Species of butterfly

Telinga lepcha, the Lepcha bushbrown, is a satyrine butterfly found in Asia. It is not resolved whether it is best considered a distinct species, or included in Mycalesis annamitica. It was formerly included in Telinga malsara.

==Description==
Wet-season form. Upperside very dark Vandyke brown; cilia whitish brown; the discal transverse white bar on the underside of the wings showing through very clearly, more distinctly on the forewing than on the hindwing; followed on both wings by two or three dark pale-ringed, generally non-pupilled ocelli, and subterminal and terminal pale slender lines. Underside: ground colour darker, the discal white bar and terminal slender line as on the upperside, but the former clear and well-defined inwardly, diffuse outwardly; forewing with four, hindwing with seven white-centred, fulvous-ringed, black ocelli; the rows of ocelli bordered on both sides by narrow crescentic pale purpurescent (purplish) marks forming somewhat irregular lines; subterminal line similar, lunular. Antennae, head, thorax and abdomen brown; club of the antennae ochraceous, marked with black on the inner side. Male sex-mark in form 2.

Dry-season form. Upperside similar but paler; the ocelli, especially on the hindwing, obscure or absent; the transverse white discal band on the wings seen by transmission from the underside narrow and very obscure. Underside: basal areas of wings up to the discal white band dark brown in the male, ochraceous brown in the female; the discal white band very narrow and ochraceous white; the terminal margins beyond purpurescent; ocelli minute; both forewings and hindwings irrorated with short, transverse, brown striae.

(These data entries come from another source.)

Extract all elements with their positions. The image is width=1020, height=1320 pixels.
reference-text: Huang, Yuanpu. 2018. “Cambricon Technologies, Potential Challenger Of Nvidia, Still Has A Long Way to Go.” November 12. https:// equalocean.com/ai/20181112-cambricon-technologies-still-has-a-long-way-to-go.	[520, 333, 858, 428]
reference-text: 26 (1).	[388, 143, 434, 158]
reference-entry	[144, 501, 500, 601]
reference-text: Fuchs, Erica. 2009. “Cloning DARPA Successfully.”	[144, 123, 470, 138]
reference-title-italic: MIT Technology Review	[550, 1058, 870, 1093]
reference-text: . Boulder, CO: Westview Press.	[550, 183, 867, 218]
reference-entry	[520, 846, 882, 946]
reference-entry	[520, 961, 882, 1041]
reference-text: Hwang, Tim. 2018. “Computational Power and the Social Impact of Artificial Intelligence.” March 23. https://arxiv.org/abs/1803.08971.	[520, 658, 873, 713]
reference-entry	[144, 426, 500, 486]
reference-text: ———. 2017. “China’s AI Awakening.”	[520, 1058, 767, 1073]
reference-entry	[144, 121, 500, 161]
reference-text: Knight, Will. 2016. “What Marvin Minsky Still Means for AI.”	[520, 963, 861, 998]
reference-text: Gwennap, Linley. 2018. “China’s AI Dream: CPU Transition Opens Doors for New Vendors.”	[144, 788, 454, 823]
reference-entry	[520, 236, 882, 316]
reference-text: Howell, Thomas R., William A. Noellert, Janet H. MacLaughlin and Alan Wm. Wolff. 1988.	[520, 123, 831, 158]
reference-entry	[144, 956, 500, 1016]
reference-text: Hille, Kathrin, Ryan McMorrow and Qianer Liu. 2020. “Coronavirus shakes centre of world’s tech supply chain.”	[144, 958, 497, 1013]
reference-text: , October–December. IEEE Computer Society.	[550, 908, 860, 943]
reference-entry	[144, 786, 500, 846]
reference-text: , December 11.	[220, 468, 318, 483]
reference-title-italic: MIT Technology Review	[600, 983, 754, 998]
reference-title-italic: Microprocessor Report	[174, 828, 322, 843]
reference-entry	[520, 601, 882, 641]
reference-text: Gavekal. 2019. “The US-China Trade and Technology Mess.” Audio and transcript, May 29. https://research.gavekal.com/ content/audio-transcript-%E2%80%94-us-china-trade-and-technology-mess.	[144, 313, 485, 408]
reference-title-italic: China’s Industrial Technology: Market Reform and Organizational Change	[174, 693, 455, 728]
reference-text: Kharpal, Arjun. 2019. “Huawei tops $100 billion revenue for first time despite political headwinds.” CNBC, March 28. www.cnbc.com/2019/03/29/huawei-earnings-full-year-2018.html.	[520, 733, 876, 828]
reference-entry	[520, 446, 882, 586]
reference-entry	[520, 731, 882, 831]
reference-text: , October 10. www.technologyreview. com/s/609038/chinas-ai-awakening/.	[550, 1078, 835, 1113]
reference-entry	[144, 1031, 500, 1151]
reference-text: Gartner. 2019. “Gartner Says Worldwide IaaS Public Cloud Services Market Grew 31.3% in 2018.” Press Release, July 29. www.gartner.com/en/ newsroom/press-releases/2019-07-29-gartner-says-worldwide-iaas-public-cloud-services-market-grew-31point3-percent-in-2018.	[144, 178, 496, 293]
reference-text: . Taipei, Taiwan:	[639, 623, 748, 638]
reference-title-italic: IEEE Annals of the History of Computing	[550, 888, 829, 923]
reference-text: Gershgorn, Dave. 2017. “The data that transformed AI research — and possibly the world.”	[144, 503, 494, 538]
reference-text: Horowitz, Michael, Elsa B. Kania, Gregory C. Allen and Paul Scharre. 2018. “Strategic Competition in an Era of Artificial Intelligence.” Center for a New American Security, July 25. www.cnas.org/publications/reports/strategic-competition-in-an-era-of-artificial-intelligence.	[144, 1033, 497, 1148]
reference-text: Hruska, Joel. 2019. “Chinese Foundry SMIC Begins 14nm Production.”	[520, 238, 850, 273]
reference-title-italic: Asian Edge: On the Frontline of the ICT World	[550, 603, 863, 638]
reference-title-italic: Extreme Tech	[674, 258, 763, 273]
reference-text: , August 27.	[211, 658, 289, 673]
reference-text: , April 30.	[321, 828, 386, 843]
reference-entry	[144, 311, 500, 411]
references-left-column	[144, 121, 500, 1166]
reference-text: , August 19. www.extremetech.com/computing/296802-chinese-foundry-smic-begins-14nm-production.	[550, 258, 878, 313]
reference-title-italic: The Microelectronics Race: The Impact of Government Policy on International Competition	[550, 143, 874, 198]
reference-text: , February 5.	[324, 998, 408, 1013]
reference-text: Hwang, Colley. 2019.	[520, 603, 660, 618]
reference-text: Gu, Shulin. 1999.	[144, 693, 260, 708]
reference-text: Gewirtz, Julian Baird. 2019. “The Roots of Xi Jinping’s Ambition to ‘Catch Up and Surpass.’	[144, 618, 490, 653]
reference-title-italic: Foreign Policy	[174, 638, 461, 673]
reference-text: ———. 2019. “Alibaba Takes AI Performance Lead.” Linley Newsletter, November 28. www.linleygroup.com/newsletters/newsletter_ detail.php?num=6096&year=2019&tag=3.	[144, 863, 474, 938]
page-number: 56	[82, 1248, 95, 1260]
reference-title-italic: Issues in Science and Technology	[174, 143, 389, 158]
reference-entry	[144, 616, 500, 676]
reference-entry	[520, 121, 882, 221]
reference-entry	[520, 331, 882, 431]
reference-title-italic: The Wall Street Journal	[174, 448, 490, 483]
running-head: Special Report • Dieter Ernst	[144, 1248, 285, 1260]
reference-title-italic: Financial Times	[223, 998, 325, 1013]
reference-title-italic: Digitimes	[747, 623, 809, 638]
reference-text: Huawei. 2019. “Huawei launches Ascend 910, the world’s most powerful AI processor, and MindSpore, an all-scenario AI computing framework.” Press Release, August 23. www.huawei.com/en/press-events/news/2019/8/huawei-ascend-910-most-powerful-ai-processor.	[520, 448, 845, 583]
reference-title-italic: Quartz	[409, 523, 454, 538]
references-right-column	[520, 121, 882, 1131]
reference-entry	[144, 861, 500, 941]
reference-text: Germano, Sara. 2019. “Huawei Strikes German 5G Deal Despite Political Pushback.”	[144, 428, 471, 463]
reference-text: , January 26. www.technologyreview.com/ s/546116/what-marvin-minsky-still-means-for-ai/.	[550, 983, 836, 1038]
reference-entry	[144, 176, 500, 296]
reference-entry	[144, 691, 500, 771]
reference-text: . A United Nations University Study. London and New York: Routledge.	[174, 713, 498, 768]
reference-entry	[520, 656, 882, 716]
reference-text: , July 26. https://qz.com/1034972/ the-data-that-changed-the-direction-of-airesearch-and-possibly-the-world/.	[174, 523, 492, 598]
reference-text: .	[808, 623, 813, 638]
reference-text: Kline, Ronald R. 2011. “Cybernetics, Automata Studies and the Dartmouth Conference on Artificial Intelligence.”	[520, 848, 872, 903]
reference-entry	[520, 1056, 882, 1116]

Race lepcha, Moore.—♂ ♀. The North-West Himalayan and Southern Indian race of T. malsara, closely resembling it in both the wet- and dry-season forms. It differs in having the transverse discal band crossing both wings very much narrower and not showing through at all on the upperside; the ocelli are very much smaller and more obsolescent. Underside in the dry-season form irrorated as in T. malsara with short, transverse, dark brown striae.